The Personal Data Protection Bill, 2019, was referred to a Joint Parliamentary Committee (JPC) which submitted its report in December 2021 with a new draft bill to Parliament. This bill is seen by some as potentially detrimental to the India's technology and startup ecosystem.
"Since it's a JCP draft Bill, the government can only tweak the clauses to some extent but the provisions cannot be changed completely… A better option is to bring a new Bill altogether which is aligned with the current times," an official told the publication.
Concerns Around Current Bill
The latest version of the data protection bill and the JPC recommendations could pose significant challenges to foreign companies and Indian startups alike. Among other things, It proposes strict rules around cross-border transfer and storage of data, and allows for the establishment of a Data Protection Authority (DPA).
"The envisaged structure of the DPA is very bureaucratic. The compliance requirements from the industry as per this draft Bill will completely cripple it," an official told ET.
The JCP has also recommended that the government play a consultative role with the DPA in approving the cross-border transfer of certain data.
Kazim Rizvi, director of The Dialogue, thinks that this will be "barrier for entering bilateral or multilateral arrangements for cross-border data flow" and will "hamper ease of doing business."
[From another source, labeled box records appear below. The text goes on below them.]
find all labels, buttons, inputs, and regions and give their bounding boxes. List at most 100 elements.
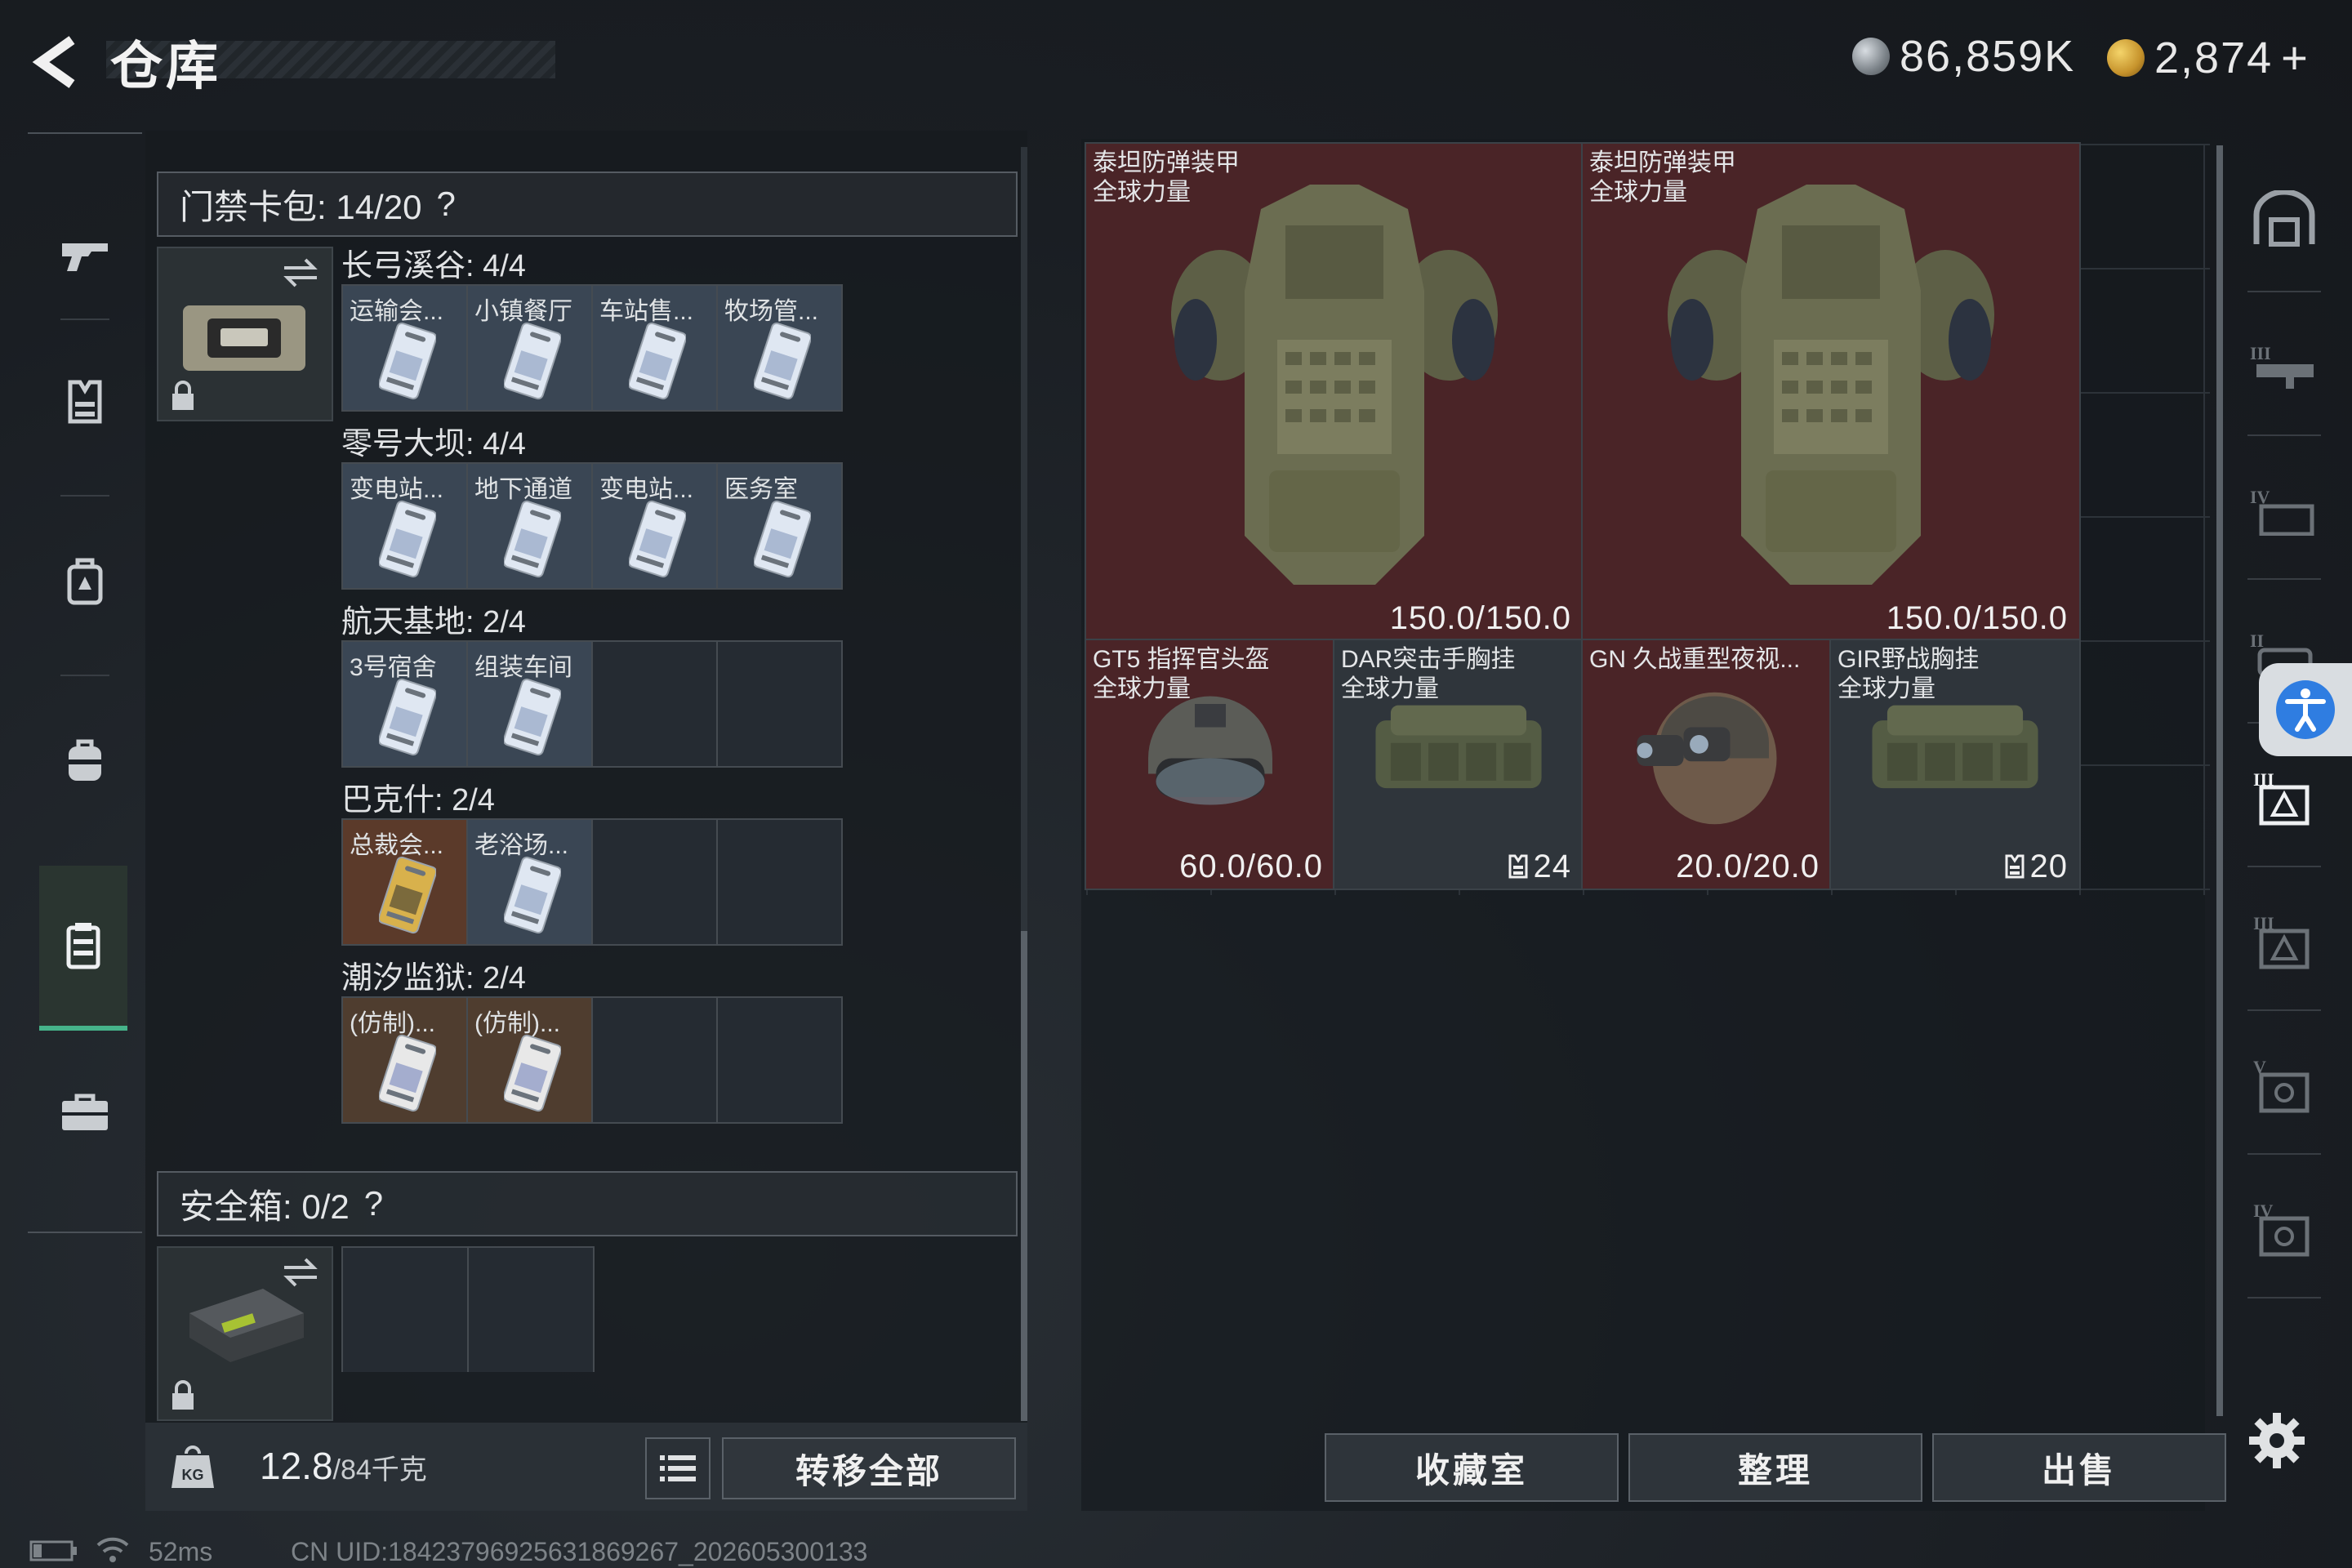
item-name-block: GT5 指挥官头盔 全球力量 [1093, 645, 1270, 704]
stash-tab-icon: IV [2250, 487, 2314, 536]
keycard-slot[interactable]: 医务室 [718, 464, 841, 588]
safe-box-slot[interactable] [343, 1248, 469, 1372]
kg-label: KG [182, 1467, 204, 1483]
safe-box-thumbnail[interactable] [157, 1246, 333, 1421]
keycard-slot[interactable]: 小镇餐厅 [468, 286, 593, 410]
keycard-slot-row: 变电站... 地下通道 变电站... 医务室 [341, 462, 843, 590]
nav-pouch[interactable] [28, 688, 142, 835]
add-currency-button[interactable]: + [2281, 31, 2310, 84]
keycard-slot[interactable]: 地下通道 [468, 464, 593, 588]
svg-text:II: II [2250, 630, 2264, 651]
safe-box-title: 安全箱: 0/2 [180, 1187, 350, 1226]
stash-tab-icon: IV [2253, 1200, 2310, 1257]
keycard-icon [752, 500, 813, 582]
accessibility-icon [2276, 680, 2335, 739]
keycard-slot[interactable]: 运输会... [343, 286, 468, 410]
item-name-block: DAR突击手胸挂 全球力量 [1341, 645, 1515, 704]
stash-tab-7[interactable]: V [2223, 1013, 2345, 1156]
keycard-slot[interactable]: (仿制)... [468, 998, 593, 1122]
keycard-slot[interactable]: 变电站... [343, 464, 468, 588]
item-value: 60.0/60.0 [1179, 849, 1323, 884]
nav-keycard-case[interactable] [39, 866, 127, 1031]
keycard-icon [502, 500, 563, 582]
armor-item[interactable]: 泰坦防弹装甲 全球力量 150.0/150.0 [1581, 142, 2081, 642]
item-durability: 150.0/150.0 [1886, 600, 2068, 637]
rig-item[interactable]: DAR突击手胸挂 全球力量 24 [1333, 639, 1584, 890]
empty-keycard-slot[interactable] [718, 820, 841, 944]
gold-currency[interactable]: 2,874 + [2107, 31, 2310, 84]
empty-keycard-slot[interactable] [718, 998, 841, 1122]
list-view-button[interactable] [645, 1437, 710, 1499]
safe-box-header: 安全箱: 0/2 ? [157, 1171, 1018, 1236]
stash-tab-6[interactable]: III [2223, 869, 2345, 1013]
stash-tab-8[interactable]: IV [2223, 1156, 2345, 1300]
settings-button[interactable] [2247, 1411, 2306, 1474]
sell-button[interactable]: 出售 [1932, 1433, 2226, 1502]
nav-backpack[interactable] [28, 508, 142, 655]
keycard-slot[interactable]: 老浴场... [468, 820, 593, 944]
keycard-slot[interactable]: 组装车间 [468, 642, 593, 766]
area-label: 长弓溪谷: 4/4 [341, 249, 526, 283]
transfer-all-button[interactable]: 转移全部 [722, 1437, 1016, 1499]
nvg-image [1609, 673, 1805, 832]
help-icon[interactable]: ? [436, 185, 455, 224]
stash-tab-main[interactable] [2223, 147, 2345, 291]
safe-box-slot[interactable] [469, 1248, 593, 1372]
item-name-block: 泰坦防弹装甲 全球力量 [1589, 149, 1736, 207]
item-name: 泰坦防弹装甲 [1589, 149, 1736, 176]
capacity-icon [2004, 849, 2030, 884]
keycard-pack-thumbnail[interactable] [157, 247, 333, 421]
nav-weapons[interactable] [28, 206, 142, 304]
back-button[interactable] [24, 29, 90, 95]
nav-armor[interactable] [28, 328, 142, 475]
keycard-slot[interactable]: 3号宿舍 [343, 642, 468, 766]
backpack-icon [67, 558, 103, 605]
container-scrollbar[interactable] [1021, 147, 1027, 1421]
keycard-slot[interactable]: (仿制)... [343, 998, 468, 1122]
nav-bottom-line [28, 1232, 142, 1233]
help-icon[interactable]: ? [364, 1184, 383, 1223]
empty-keycard-slot[interactable] [593, 820, 718, 944]
item-faction: 全球力量 [1589, 179, 1687, 206]
keycard-pack-header: 门禁卡包: 14/20 ? [157, 172, 1018, 237]
nav-separator [60, 675, 109, 676]
nav-separator [60, 318, 109, 320]
empty-keycard-slot[interactable] [718, 642, 841, 766]
keycard-slot-row: (仿制)... (仿制)... [341, 996, 843, 1124]
rnav-separator [2247, 578, 2321, 580]
safe-box-icon [189, 1289, 304, 1362]
collection-room-button[interactable]: 收藏室 [1325, 1433, 1619, 1502]
area-label: 零号大坝: 4/4 [341, 427, 526, 461]
swap-icon[interactable] [281, 256, 320, 289]
weight-current: 12.8 [260, 1445, 333, 1487]
nvg-item[interactable]: GN 久战重型夜视... 20.0/20.0 [1581, 639, 1833, 890]
keycard-slot[interactable]: 车站售... [593, 286, 718, 410]
item-name-block: 泰坦防弹装甲 全球力量 [1093, 149, 1240, 207]
swap-icon[interactable] [281, 1256, 320, 1289]
empty-keycard-slot[interactable] [593, 642, 718, 766]
rnav-separator [2247, 1297, 2321, 1298]
pouch-icon [69, 739, 101, 781]
silver-currency[interactable]: 86,859K [1852, 31, 2075, 82]
item-faction: 全球力量 [1093, 675, 1191, 702]
empty-keycard-slot[interactable] [593, 998, 718, 1122]
list-icon [660, 1455, 696, 1481]
sort-button[interactable]: 整理 [1628, 1433, 1922, 1502]
helmet-item[interactable]: GT5 指挥官头盔 全球力量 60.0/60.0 [1085, 639, 1336, 890]
stash-tab-2[interactable]: III [2223, 294, 2345, 438]
item-durability: 60.0/60.0 [1179, 849, 1323, 885]
top-bar: 仓库 86,859K 2,874 + [0, 0, 2352, 122]
keycard-slot-row: 运输会... 小镇餐厅 车站售... 牧场管... [341, 284, 843, 412]
keycard-slot[interactable]: 变电站... [593, 464, 718, 588]
accessibility-button[interactable] [2259, 663, 2352, 756]
armor-item[interactable]: 泰坦防弹装甲 全球力量 150.0/150.0 [1085, 142, 1584, 642]
nav-case[interactable] [28, 1039, 142, 1186]
item-name: GT5 指挥官头盔 [1093, 646, 1270, 673]
rig-item[interactable]: GIR野战胸挂 全球力量 20 [1829, 639, 2081, 890]
stash-tab-3[interactable]: IV [2223, 438, 2345, 581]
keycard-slot[interactable]: 牧场管... [718, 286, 841, 410]
item-value: 150.0/150.0 [1389, 600, 1571, 636]
item-value: 24 [1533, 849, 1571, 884]
keycard-slot[interactable]: 总裁会... [343, 820, 468, 944]
stash-scrollbar[interactable] [2216, 145, 2223, 1416]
He quoted a study that showed that strict cross-border data flow restrictions might limit the ability of Indian startups to access cost-effective technology and storage solutions, like cloud services provided by foreign players.
Even Facebook's parent company Meta is worried about the Indian data protection bill, it indicated in its annual report to the US Securities and Exchange Commission (SEC).
"Some countries, such as India, are considering or have passed legislation implementing data protection requirements or requiring local storage and processing of data or similar requirements that could increase the cost and complexity of delivering our services," it said.
There are also concerns about the protection of data since the government has sought exemptions for itself when it comes to privacy.
"It is also likely that our laws would prove to be held inadequate by the EU while evaluating India as a jurisdiction for free flow of data," says Rizvi.
"While a much-needed law, India's data protection bill needs radical improvements when it comes to independence of the data protection authority, enabling the free flow of data, and protections against government surveillance," says Udhbhav Tiwary, who handles tech policy at Mozilla.
India's Proposed Data Protection Law
Here are the points of note:
The new bill allows for conditional cross-border transfer of 'sensitive personal data', while 'critical personal data' (yet to be defined) cannot leave the country except in very limited circumstances.
It also allows for broad exemptions for the government from the provisions of the bill.
The JPC recommended that the central government formulate a comprehensive data localisation policy and ensure that a mirror copy of the sensitive and critical personal data stored abroad is brought back to India.
It also asked the government to play a consultative role with the proposed Data Protection Authority (DPA) in approving the cross-border transfer of sensitive personal data through a contract or an intra-group scheme.
The JPC recommended stringent measures for limiting data collection from people below 18. Companies might be barred from profiling, tracking, behaviourally monitoring children and their data.
According to the committee, social media platforms should be accountable for the content they host from unverified accounts.
It has also recommended that non-personal data be within the scope of the new bill. However, there are a lot of unanswered questions here, since such a move is unprecedented.